Белые вспышки так ярки, что я могу видеть каждый камешек, каждую травинку, каждую щепку. Могу, но не успеваю. А потом — темнота, будто тебя сразу зарыли в землю. Гроза злится, лупит дождем, глушит громом, выпускает огонь из ноздрей. А ты ухмыляешься, сидя под хрупким, но надежным днищем лодки, с любопытством изучая это удивительное явление природы, и терпеливо пережидаешь грозу. Она измучится, выбьется из сил, выльет все свои запасы воды, истратит бензин, керосин и прочее горючее и начнет утихать. Ворчит. Слабо вспыхивают остатки топлива, еле — еле, как сквозь сито, моросят остатки дождя, еще не успевшего долететь до земли.
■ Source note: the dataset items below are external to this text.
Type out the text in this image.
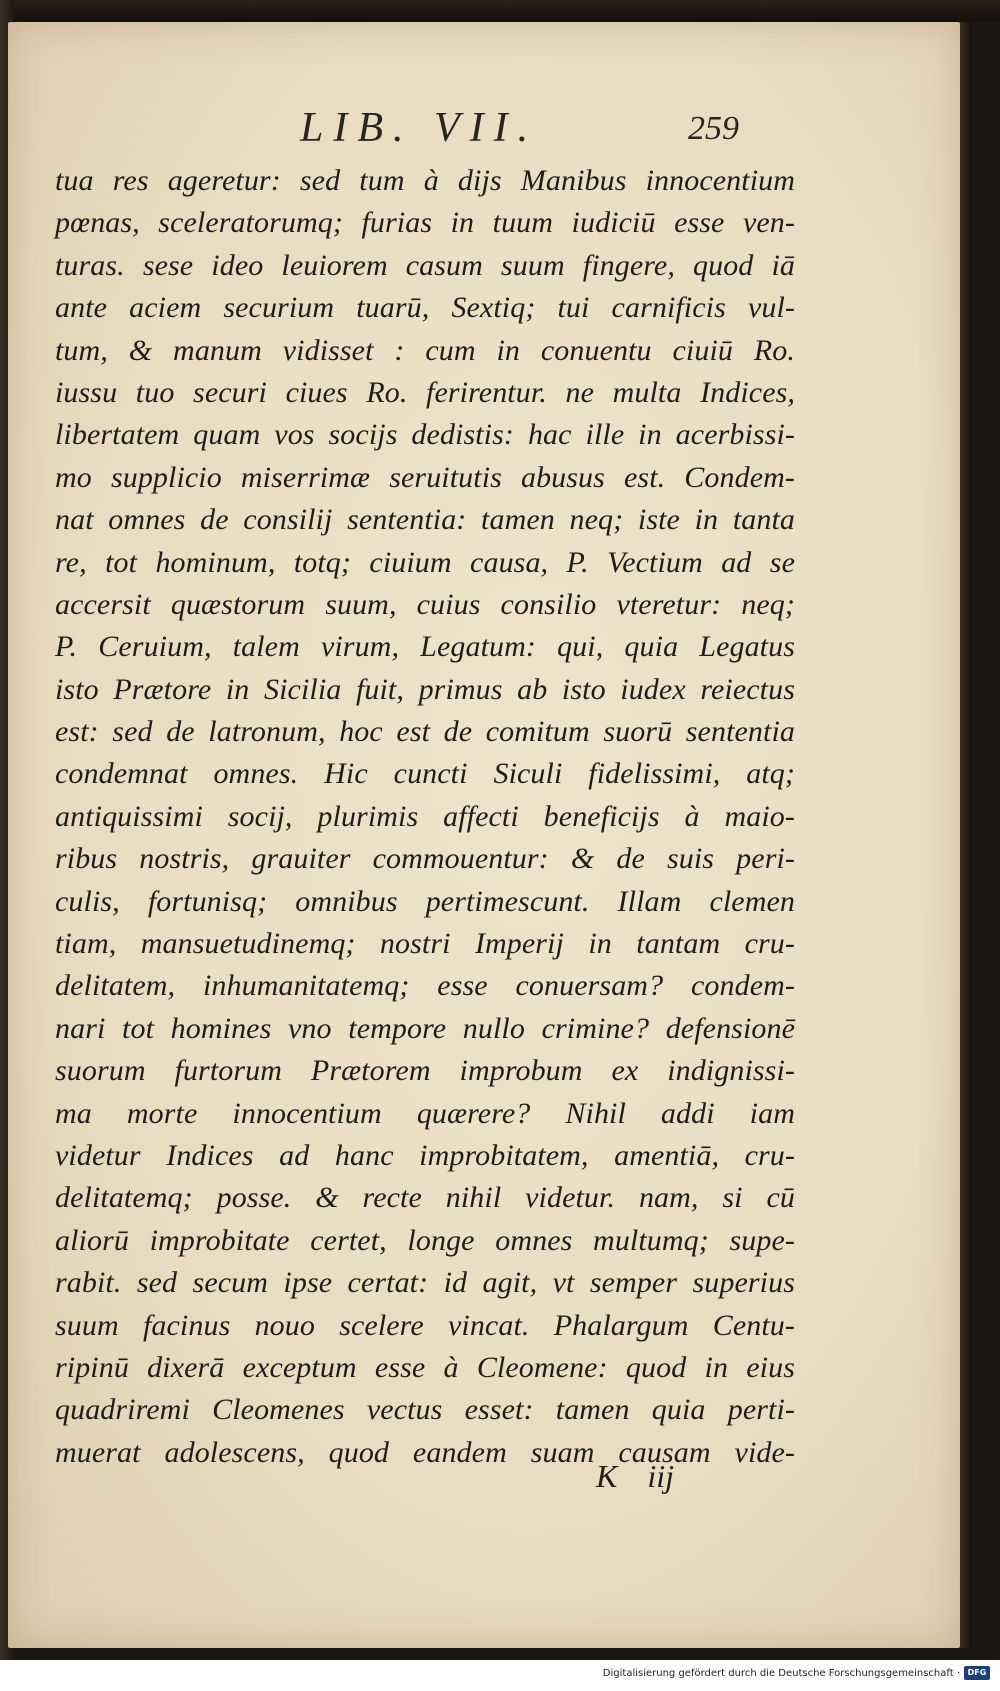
LIB. VII.	259
tua res ageretur: sed tum à dijs Manibus innocentium
pœnas, sceleratorumq; furias in tuum iudiciū esse ven-
turas. sese ideo leuiorem casum suum fingere, quod iā
ante aciem securium tuarū, Sextiq; tui carnificis vul-
tum, & manum vidisset : cum in conuentu ciuiū Ro.
iussu tuo securi ciues Ro. ferirentur. ne multa Indices,
libertatem quam vos socijs dedistis: hac ille in acerbissi-
mo supplicio miserrimæ seruitutis abusus est. Condem-
nat omnes de consilij sententia: tamen neq; iste in tanta
re, tot hominum, totq; ciuium causa, P. Vectium ad se
accersit quæstorum suum, cuius consilio vteretur: neq;
P. Ceruium, talem virum, Legatum: qui, quia Legatus
isto Prætore in Sicilia fuit, primus ab isto iudex reiectus
est: sed de latronum, hoc est de comitum suorū sententia
condemnat omnes. Hic cuncti Siculi fidelissimi, atq;
antiquissimi socij, plurimis affecti beneficijs à maio-
ribus nostris, grauiter commouentur: & de suis peri-
culis, fortunisq; omnibus pertimescunt. Illam clemen
tiam, mansuetudinemq; nostri Imperij in tantam cru-
delitatem, inhumanitatemq; esse conuersam? condem-
nari tot homines vno tempore nullo crimine? defensionē
suorum furtorum Prætorem improbum ex indignissi-
ma morte innocentium quærere? Nihil addi iam
videtur Indices ad hanc improbitatem, amentiā, cru-
delitatemq; posse. & recte nihil videtur. nam, si cū
aliorū improbitate certet, longe omnes multumq; supe-
rabit. sed secum ipse certat: id agit, vt semper superius
suum facinus nouo scelere vincat. Phalargum Centu-
ripinū dixerā exceptum esse à Cleomene: quod in eius
quadriremi Cleomenes vectus esset: tamen quia perti-
muerat adolescens, quod eandem suam causam vide-
K iij
Digitalisierung gefördert durch die Deutsche Forschungsgemeinschaft · DFG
А ты спокойно вылезаешь наружу, выпрямляешь затекшую спину, переворачиваешь лодку, спускаешь ее на воду и, глубоко вдыхая чистый, промытый воздух, неторопливо налегаешь на весла.
Еще не успокоилась взбудораженная Волга, еще поплясывают бакены, подмигивая белыми и красными огоньками, а ты плывешь вон туда, где горят брошенные пригоршней на берег звезды — огни в окнах домов, плывешь к родному городу. Дома, наверно, все спят, только мама ждет. Она всегда ждет, пока я не вернусь домой.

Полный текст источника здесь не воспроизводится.